Intermitentes e imprevidentes

Data de publicao: 15 Abr 2019


O governo terceirizado de Temer não conseguir finalizar a devastação. Foi um intermitente “bem sucedido”, mas inconcluso. Deixou para seu imprevidente sucessor



Então presidente Temer se reúne com o então presidente eleito Bolsonaro (Wilson Dias/Agência Brasil)



por Ricardo Antunes



A reforma de Bolsonaro/Guedes, este último com larga experiência e conhecimento do regime de imprevidência do Chile ditatorial de Pinochet, quer dar a tacada final. Num solo onde milhões de trabalhadores e trabalhadoras se encontram cada vez mais à margem da regulação e dos direitos sociais, vivenciando trabalhos cada vez mais escassos e rarefeitos, não fica difícil perceber o futuro que atingirá os jovens de hoje (que, aliás, têm os maiores índices de desemprego).
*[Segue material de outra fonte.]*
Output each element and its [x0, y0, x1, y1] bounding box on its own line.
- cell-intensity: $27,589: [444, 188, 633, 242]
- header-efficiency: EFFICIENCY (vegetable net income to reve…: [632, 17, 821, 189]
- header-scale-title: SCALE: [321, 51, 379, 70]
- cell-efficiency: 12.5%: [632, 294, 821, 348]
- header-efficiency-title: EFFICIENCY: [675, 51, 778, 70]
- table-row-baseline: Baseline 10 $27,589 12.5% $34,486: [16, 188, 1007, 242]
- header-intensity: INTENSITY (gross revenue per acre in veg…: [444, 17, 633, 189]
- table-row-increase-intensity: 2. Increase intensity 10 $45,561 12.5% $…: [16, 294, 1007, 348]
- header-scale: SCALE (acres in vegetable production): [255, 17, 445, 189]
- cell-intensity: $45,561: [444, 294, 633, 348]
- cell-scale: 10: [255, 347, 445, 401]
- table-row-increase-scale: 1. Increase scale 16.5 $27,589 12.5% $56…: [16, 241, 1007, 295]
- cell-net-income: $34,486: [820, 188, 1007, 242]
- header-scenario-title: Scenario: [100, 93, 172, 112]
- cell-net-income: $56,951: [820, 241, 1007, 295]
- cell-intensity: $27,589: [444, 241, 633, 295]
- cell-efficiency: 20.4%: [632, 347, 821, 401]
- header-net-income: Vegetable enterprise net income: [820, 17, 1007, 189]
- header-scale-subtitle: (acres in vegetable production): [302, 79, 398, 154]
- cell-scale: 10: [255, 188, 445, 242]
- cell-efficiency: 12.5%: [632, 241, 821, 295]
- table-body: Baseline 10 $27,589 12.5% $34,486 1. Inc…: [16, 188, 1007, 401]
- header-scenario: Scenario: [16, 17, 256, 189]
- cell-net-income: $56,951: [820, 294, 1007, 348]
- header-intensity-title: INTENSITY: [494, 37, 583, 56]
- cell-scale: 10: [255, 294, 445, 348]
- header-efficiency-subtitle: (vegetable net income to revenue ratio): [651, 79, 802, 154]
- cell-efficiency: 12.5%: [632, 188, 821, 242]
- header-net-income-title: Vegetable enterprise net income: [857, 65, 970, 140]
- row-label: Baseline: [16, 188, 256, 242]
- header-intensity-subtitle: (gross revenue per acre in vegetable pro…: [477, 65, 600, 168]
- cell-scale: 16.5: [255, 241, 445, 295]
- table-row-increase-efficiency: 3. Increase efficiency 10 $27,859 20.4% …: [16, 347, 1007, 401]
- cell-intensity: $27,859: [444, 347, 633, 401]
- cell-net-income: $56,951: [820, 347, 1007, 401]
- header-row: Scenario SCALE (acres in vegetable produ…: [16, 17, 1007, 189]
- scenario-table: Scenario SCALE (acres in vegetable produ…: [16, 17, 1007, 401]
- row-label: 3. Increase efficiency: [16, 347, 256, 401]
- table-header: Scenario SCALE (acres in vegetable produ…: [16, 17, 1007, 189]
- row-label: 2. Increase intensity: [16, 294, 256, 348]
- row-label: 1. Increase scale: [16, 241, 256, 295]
Como sabemos, se a proposta da “Nova Previdência” de Bolsonaro for aprovada será preciso trabalhar 40 anos para se aposentar integralmente, com a idade mínima de 65 para os homens e 62 para as mulheres. Teremos, numa só tacada, a desconsideração da dupla jornada de trabalho das mulheres e a penalização ainda maior dos trabalhadores rurais. E teremos também excluídos da Previdência praticamente todos daqueles que hoje vivenciam a condição nefasta do trabalho intermitente. Lhes restará optar pela capitalização, isto é, aplicar os recursos (que não lhe permitem sequer sobreviver com um mínimo de dignidade) na previdência privada. Seria cômico, se não fosse trágico.

Aqui é importante recordar o modelo que inspira a reforma de Bolsonaro/Guedes: trata-se do que no Chile se denomina como AFP (Administradoras dos Fundos da Pensão). Somente os trabalhadores e as trabalhadoras contribuem. O Estado não contribui e o empresariado também não. Estranho, não? Trata-se de uma espécie de poupança que cada trabalhador terá que fazer, se quiser tentar viver depois da aposentadoria.

O resultado chileno é catastrófico: a assistência capitalizada (pois isso não é previdência) se resume, na média dos últimos anos, a um terço do que recebiam os assalariados quando trabalhavam. A grande maioria recebe menos do que o salário mínimo vigente no Chile, e as mulheres são ainda mais penalizadas. Não é por outro motivo que a população do país andino repudia o sistema de capitalização da ditadura de Pinochet, tão admirado no Brasil pelo governo-de-tipo-lumpen que aqui gorjeia.

Assim, a perversidade, então, é de monta. E as indagações continuam sem resposta, pelos proponentes da “Nova Previdência”: se o labor se resume a trabalhar poucas horas por semana, com salários irrisórios e inconstantes, como os pobres pagarão a previdência, se sequer têm recursos para sobreviver? Como serão contabilizadas as horas dos trabalhados intermitentes, de modo a lhes permitir o usufruto da aposentadoria integral? Se a “capitalização” para esses segmentos sociais é um embuste, eles encontrarão outra saída que não seja a sua exclusão da previdência pública?

A reforma de Bolsonaro-Guedes tem a resposta: restará aos mais pobres uma esmola de R$ 400 ao mês (ou indecorosidade similar), ao completarem 60 anos, e um salário mínimo depois dos 70. Difícil imaginar maior insensibilidade frente aos trabalhadores em geral e às mulheres em particular.

A proposta que quer “acabar com os privilégios”, uma vez desconstruído o seu invólucro místico, evidencia seu real significado: os mais ricos terão previdência privada e “capitalizada” (para regozijo catártico dos bancos, que ganharão fortunas além do que já recebem) e os assalariados pobres serão excluídos da previdência pública, restando-lhes tão somente um assistencialismo acintoso, o dos R$ 400 para os sexagenários.

Enfeixa-se a tragicomédia. E, como a devastação é ilimitada, só faltará aprovar a carteira de trabalho “verde e amarela” (ou será cinzenta?), na qual “o contrato individual prevalecerá sobre a CLT” para os jovens. Eis a que se resume a proposta de um governo de intermitentes e imprevidentes.

 

* Ricardo Antunes é professor titular de Sociologia no IFCH/Unicamp e autor, entre outros, de O privilégio da servidão (Boitempo) e Os sentidos do trabalho(Boitempo, publicado também na Itália, Holanda/Inglaterra, Portugal, Estados Unidos, Índia e Argentina).